‘Central Park Karen’ Says She Had To Call Cops On Black Man
A white woman known as “Central Park Karen” who went viral on cellphone video for calling the police on a Black bird-watcher in New York’s Central Park last year, has broken her silence and is claiming she had no choice but to do what she did.
During an episode of the podcast Honestly, the woman, Amy Cooper, said she felt backed into a corner after the bird-watcher, Christian Cooper, offered her dog a treat and asked her to keep the animal on a leash.

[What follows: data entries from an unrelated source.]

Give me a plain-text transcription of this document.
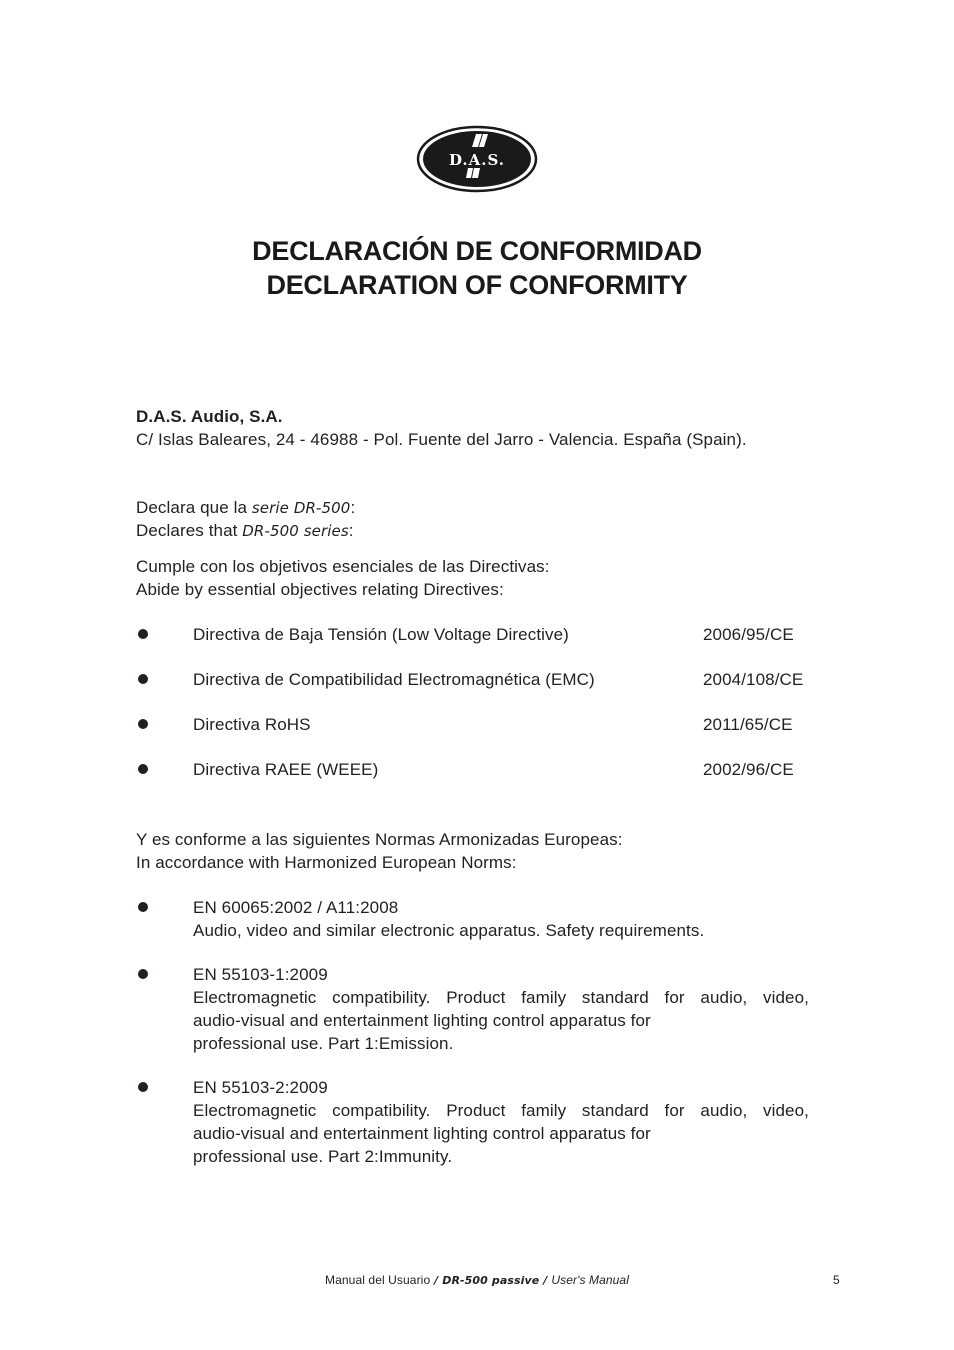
D.A.S.
DECLARACIÓN DE CONFORMIDAD
DECLARATION OF CONFORMITY
D.A.S. Audio, S.A.
C/ Islas Baleares, 24 - 46988 - Pol. Fuente del Jarro - Valencia. España (Spain).
Declara que la serie DR-500:
Declares that DR-500 series:
Cumple con los objetivos esenciales de las Directivas:
Abide by essential objectives relating Directives:
Directiva de Baja Tensión (Low Voltage Directive)	2006/95/CE
Directiva de Compatibilidad Electromagnética (EMC)	2004/108/CE
Directiva RoHS	2011/65/CE
Directiva RAEE (WEEE)	2002/96/CE
Y es conforme a las siguientes Normas Armonizadas Europeas:
In accordance with Harmonized European Norms:
EN 60065:2002 / A11:2008
Audio, video and similar electronic apparatus. Safety requirements.
EN 55103-1:2009
Electromagnetic compatibility. Product family standard for audio, video,
audio-visual and entertainment lighting control apparatus for
professional use. Part 1:Emission.
EN 55103-2:2009
Electromagnetic compatibility. Product family standard for audio, video,
audio-visual and entertainment lighting control apparatus for
professional use. Part 2:Immunity.
Manual del Usuario / DR-500 passive / User's Manual	5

“He’s holding these dog treats in one hand and a bike helmet in his other hand, and I’m thinking, ‘Oh, my God, is this guy going to lure my dog over and try to hit him with his bike helmet?'” she told podcaster Kmele Foster. “And if I end up over there, am I going to get hit by this bike helmet?”
The interview, posted on Tuesday, runs contrary to Amy’s May remarks about the incident, in which she said she had overreacted and was sorry.

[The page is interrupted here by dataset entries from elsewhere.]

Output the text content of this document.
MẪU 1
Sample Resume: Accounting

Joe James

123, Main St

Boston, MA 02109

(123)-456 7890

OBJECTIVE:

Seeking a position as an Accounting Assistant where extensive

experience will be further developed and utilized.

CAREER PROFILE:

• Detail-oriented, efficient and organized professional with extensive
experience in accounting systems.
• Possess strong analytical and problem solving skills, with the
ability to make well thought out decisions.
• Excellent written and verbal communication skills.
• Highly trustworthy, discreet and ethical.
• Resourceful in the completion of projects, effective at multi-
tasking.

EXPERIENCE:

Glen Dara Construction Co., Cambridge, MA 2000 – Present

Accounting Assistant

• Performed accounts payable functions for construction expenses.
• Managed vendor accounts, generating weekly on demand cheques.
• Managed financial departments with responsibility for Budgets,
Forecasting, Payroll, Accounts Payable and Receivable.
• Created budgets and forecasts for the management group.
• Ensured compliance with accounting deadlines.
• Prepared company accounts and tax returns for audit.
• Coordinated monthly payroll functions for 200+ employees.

“When I think about the police, I’m such a blessed person. I’ve come to realize, especially today, that I think of [the police] as a protection agency, and unfortunately, this has caused me to realize that there are so many people in this country that don’t have that luxury,” she told NBC New York.
On the podcast, she contradicted her prior apology, saying, “I don’t know that as a woman alone in a park that I had another option” but to call the police.
Christian Cooper had previously said he approached Amy to ask her to put her dog on a leash, which is the policy for the Ramble area of Central Park. The reason being is to preserve the area’s environment and wildlife.
In the viral video shared on social media, Amy Cooper could be heard saying, “I’m taking a picture and calling the cops. I’m going to tell them there’s an African American man threatening my life.”
Subsequently, Amy Cooper was fired by the investment management company Franklin Templeton and charged with falsely reporting an accident in the third degree. That charge was dropped in February after Cooper completed five “psychoeducation and therapy” sessions, according to Assistant District Attorney Joan Illuzzi.